Plus, when you open this wine, what do you find? I have a bit of a theory on where Washington wine is headed. At the beginning, many folks in Washington or the wider wine industry thought that Washington would settle into being America’s foremost spot for Merlot. They’d be a bit player to California and Oregon, but it would create jobs and that would be fine. Then people noticed that the Syrah they were growing was AWFULLY good. Maybe they’d focus on Syrah and be a bit player compared to California and Oregon. History tells us though, that being a bit player doesn’t often happen. Oregon might be one in terms of production, but they sell their wine for a lot more than does California on average. Here’s some of what I’m talking about.
Production for the 3 states I cover for Uncorked Ventures:
Here’s the other part of this equation though:
So there you go. It’s a hell of a lot easier to build your state wide wine business, by focusing on higher priced fruit.

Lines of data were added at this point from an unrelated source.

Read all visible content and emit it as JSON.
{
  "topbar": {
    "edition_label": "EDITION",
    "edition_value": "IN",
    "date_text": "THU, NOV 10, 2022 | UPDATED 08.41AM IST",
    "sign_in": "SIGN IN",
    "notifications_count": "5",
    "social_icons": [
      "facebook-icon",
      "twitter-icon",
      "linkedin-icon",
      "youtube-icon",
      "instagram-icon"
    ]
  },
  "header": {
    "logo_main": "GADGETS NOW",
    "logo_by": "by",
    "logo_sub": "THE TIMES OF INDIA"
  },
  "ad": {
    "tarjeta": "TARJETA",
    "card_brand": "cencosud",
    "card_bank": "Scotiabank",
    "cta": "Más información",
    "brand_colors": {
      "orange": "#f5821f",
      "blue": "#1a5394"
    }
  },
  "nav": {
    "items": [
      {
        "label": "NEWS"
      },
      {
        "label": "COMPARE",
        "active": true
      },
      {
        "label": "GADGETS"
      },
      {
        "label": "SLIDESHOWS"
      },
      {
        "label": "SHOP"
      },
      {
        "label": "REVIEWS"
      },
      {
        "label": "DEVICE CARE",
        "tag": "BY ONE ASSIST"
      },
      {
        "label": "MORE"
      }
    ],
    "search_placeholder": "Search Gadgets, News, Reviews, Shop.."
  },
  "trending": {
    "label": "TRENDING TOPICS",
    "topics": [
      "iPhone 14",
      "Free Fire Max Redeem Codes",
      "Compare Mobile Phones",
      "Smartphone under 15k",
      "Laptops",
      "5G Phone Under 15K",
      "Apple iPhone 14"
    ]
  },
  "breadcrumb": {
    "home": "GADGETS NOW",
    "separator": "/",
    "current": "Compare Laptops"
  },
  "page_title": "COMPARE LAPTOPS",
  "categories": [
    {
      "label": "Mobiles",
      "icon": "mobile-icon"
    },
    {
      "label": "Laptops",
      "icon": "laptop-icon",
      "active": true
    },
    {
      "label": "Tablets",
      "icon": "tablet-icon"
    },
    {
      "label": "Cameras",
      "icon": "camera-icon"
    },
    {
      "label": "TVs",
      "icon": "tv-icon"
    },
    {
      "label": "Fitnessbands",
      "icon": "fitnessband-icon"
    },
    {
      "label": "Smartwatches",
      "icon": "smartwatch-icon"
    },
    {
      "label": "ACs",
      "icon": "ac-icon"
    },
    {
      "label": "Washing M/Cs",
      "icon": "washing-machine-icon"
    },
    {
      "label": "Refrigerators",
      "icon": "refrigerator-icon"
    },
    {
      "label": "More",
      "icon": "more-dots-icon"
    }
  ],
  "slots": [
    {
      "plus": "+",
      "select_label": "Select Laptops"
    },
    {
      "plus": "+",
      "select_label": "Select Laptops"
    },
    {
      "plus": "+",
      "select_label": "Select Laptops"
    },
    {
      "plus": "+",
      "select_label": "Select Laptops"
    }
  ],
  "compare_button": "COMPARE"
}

Higher prices per bottle are better than lower ones and those higher prices allow you to put in the investment into facilities, which for winemaking can be outrageously expensive.
What Washington did, instead of following common advice, was to follow what they saw Oregon doing well. Don’t fight California on the lower end of the price spectrum and really, don’t worry about fighting for the absolute top end sales either. Instead, where’s the sweet spot?
Interestingly, for many red wine sales, it’s about $20 to maximize profit margin. That’s the point where a winemaker can sell these either directly to consumers, or into the wine trade without the epic cost of middlemen etc.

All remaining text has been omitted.